EN FINIR AVEC LES MIRAGES
À défaut de pouvoir commenter tous les constats effrayants de ce livre, la remise en cause de certains mirages modernes mérite notre attention. Concernant le pétrole, tout d'abord, Renaud Duterme prône une « anticipation des hausses de prix qui vont être de plus en plus fréquentes » puisqu'il y a moins de producteurs, tandis que les gisements les plus rentables ont déjà été exploités. Or, le pétrole irrigue littéralement tous les pans de notre société : transport, industrie, machines agricoles, etc.Quant au tout numérique vers lequel on se dirige, c'est un fantasme dangereux ! « L'immatérialité est une illusion, précise le géographe. Le virtuel et tous les objets connectés nécessitent des infrastructures très gourmandes en électricité et une extraction de minerais massive qui sont non seulement désastreuses au niveau environnemental mais induisent aussi une dépendance qui nous rend très vulnérables au moindre souci. »

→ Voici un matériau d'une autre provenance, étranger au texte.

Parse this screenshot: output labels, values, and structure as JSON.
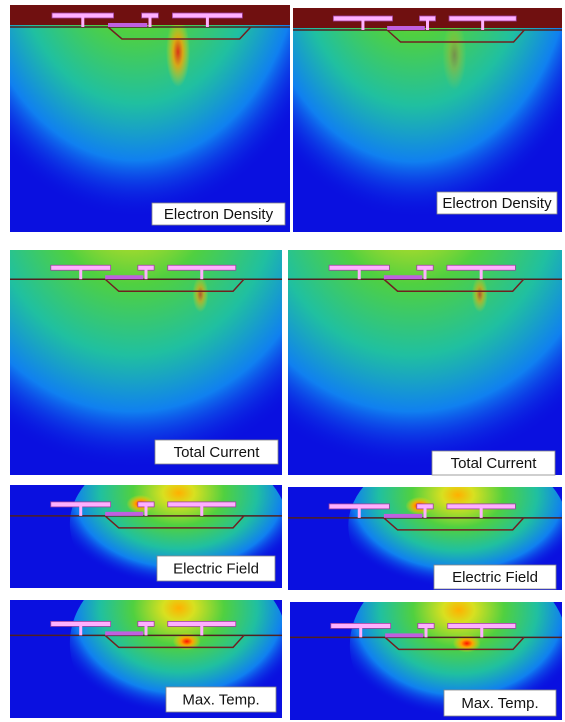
{
  "panels": [
    {
      "label": "Electron Density"
    },
    {
      "label": "Electron Density"
    },
    {
      "label": "Total Current"
    },
    {
      "label": "Total Current"
    },
    {
      "label": "Electric Field"
    },
    {
      "label": "Electric Field"
    },
    {
      "label": "Max. Temp."
    },
    {
      "label": "Max. Temp."
    }
  ]
}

De même, le concept de transition écologique n'est pas à la hauteur des enjeux, tant il est plombé par un « phénomène d'inertie lié au fait que les choix d'exploitation nous engagent sur plusieurs décennies » mais également parce que les énergies renouvelables ne peuvent pas répondre à nos besoins colossaux.


INFORMER POUR MOBILISER
Si cette analyse géo-politique met en relief d'innombrables difficultés, elle permet d'entrevoir une solution efficace bien que difficilement concevable à l'heure actuelle : la décroissance. Et non, il ne s'agit pas de revenir « à la lampe à huile », comme s'en moquait le Président Macron en 2020 pour défendre le tournant de la 5G, un non-sens écologique et inutile socialement.
Selon Renaud Duterme, « il faut concevoir la décroissance comme une opportunité d'augmenter le bien-être ». Rénover plutôt que construire, favoriser l'agriculture locale, diminuer des activités sans utilité sociale et réduire notre consommation sont autant d'axes à prioriser. Et si des changements structurels sont nécessaires, il ne faut pas les attendre pour agir. Éviter autant que possible les supermarchés, privilégier l'alimentation de proximité, cultiver son potager, limiter l'avion et le numérique sont déjà de bons réflexes. Mais « il faut aussi s'organiser collectivement contre des projets contre-productifs », tels que de nouveaux aéroports, mégabassines, autoroutes, zones commerciales, etc.


Selon le géographe, si l'on veut éviter une gestion à venir des pénuries « autoritaire, libérale et guidée par l'argent » qui conduirait à une hausse des inégalités, il est impératif de conscientiser les citoyens pour les inciter à se mobiliser.